In other news - today I was "performing" in an event at Latvian University - telling a bunch of people what is console, how and why can work and survive there. Was fun.
Also I got tired of instability of Ubuntu dapper and went for a radical move - downgrading a system back to breezy. It was no easy feat - after setting APT preferences (pinning breezy to 1500) I went trough a series of "apt-get dist-upgrade"s and "apt-get -f install"s. Some packages failed to downgrade because of file conflicts, then I had to manually fix file lists in /var/lib/dpkg/info/package.list so that there is no conflict. After the whole downgrade I could reinstall all my lost packages by means of "dpkg --set-selection" and "apt-get dselect-upgrade" and via aptitude remembering what software I installed manually trough it before the downgrade. All in all - a successful downgrade.

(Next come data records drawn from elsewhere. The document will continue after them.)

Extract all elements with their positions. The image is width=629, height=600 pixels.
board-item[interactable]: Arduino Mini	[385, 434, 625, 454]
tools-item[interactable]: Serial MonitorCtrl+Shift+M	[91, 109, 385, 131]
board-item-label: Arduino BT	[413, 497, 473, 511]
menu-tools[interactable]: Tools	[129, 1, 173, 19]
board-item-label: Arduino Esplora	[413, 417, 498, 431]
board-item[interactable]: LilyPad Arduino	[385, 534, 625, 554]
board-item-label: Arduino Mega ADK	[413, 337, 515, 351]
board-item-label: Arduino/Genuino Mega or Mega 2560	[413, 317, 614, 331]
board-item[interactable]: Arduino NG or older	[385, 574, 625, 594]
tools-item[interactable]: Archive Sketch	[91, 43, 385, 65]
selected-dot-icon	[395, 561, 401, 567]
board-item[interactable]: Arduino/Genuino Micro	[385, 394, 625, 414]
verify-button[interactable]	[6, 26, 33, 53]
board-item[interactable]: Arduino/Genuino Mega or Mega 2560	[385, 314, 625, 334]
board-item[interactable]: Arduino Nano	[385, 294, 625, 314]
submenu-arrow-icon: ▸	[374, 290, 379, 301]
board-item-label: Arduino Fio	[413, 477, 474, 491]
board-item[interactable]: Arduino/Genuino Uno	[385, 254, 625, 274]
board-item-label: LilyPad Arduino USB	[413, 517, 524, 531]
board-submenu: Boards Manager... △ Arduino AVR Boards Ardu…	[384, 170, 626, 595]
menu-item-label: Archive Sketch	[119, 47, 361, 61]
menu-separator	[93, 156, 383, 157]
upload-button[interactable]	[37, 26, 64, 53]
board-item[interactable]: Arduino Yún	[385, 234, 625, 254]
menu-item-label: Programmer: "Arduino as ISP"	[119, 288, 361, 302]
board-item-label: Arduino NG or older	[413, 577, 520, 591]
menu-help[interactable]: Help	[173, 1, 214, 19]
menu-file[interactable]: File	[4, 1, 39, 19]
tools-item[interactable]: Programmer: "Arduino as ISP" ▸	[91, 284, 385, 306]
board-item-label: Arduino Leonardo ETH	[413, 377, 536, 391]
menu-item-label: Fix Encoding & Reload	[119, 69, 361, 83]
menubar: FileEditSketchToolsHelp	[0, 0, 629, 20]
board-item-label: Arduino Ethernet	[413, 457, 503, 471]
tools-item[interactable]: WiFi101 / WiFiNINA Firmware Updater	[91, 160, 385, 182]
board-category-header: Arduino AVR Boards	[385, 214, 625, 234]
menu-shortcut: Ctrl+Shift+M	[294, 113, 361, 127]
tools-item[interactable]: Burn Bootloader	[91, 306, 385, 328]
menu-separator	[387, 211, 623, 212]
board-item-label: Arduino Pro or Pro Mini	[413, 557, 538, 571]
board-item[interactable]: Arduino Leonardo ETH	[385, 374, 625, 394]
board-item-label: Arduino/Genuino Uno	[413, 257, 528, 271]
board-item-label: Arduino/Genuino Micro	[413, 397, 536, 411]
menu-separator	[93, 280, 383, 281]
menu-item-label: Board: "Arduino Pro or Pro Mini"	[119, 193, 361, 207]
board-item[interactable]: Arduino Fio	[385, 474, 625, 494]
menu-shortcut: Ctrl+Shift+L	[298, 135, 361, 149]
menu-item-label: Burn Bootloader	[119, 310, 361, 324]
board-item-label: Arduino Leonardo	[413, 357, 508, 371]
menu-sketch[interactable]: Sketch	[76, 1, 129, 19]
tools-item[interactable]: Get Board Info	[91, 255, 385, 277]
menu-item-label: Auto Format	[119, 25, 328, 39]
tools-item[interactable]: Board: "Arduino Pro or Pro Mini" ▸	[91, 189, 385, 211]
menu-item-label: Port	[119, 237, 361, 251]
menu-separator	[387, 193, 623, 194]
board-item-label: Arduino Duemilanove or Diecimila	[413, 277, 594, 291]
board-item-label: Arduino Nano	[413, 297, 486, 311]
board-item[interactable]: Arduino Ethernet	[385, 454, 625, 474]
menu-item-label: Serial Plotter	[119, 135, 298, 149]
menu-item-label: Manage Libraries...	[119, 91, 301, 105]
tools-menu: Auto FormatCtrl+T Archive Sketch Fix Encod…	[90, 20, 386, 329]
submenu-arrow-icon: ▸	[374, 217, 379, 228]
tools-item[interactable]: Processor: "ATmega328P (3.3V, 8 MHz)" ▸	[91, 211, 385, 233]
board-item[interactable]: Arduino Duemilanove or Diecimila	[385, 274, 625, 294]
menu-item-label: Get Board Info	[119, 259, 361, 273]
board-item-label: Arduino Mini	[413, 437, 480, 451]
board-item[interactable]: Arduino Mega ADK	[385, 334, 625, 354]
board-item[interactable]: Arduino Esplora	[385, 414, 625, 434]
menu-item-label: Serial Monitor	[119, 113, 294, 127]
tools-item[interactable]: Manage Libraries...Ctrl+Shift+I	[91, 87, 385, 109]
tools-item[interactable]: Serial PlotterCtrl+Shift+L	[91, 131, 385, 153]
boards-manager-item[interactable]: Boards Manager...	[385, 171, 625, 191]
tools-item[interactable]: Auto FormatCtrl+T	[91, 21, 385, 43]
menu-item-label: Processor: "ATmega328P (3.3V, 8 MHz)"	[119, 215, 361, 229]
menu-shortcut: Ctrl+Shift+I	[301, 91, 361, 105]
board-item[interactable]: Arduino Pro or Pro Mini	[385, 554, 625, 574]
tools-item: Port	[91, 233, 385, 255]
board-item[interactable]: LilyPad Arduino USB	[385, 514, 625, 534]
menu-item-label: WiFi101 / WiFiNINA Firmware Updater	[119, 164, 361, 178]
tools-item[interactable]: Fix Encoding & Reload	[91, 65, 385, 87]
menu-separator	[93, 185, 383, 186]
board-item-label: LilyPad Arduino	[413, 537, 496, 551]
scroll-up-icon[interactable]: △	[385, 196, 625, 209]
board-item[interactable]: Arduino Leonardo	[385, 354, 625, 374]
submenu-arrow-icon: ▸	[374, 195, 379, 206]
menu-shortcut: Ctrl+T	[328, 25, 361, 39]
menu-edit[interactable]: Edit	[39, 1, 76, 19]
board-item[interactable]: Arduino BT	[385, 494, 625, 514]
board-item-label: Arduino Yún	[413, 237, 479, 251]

Note: This is sarcasm. Do not attempt to downgrade your Debian or Ubuntu boxes unless you have been a Debian developer for a few years and know internals of apt and dpkg from inside out. Because that is exactly what you will see if you try. My advice is to save package selection with "dpkg --get-selections", do a backup of your home dir, /etc/ dir, all possibly vital data (/var/mail?), do a reinstall of the stable version that you want to get back to (Dapper or Sarge are very stable now), restore package selections with "dpkg --set-selections" followed by "apt-get dselect-update" (remember to restore your /etc/apt/sources.list and tune it back to the stable distro before that), restore all you care about from your backups and you are done! Also remember that sometimes software gets confused when tou give it thhe conifg file of some future version, so beware.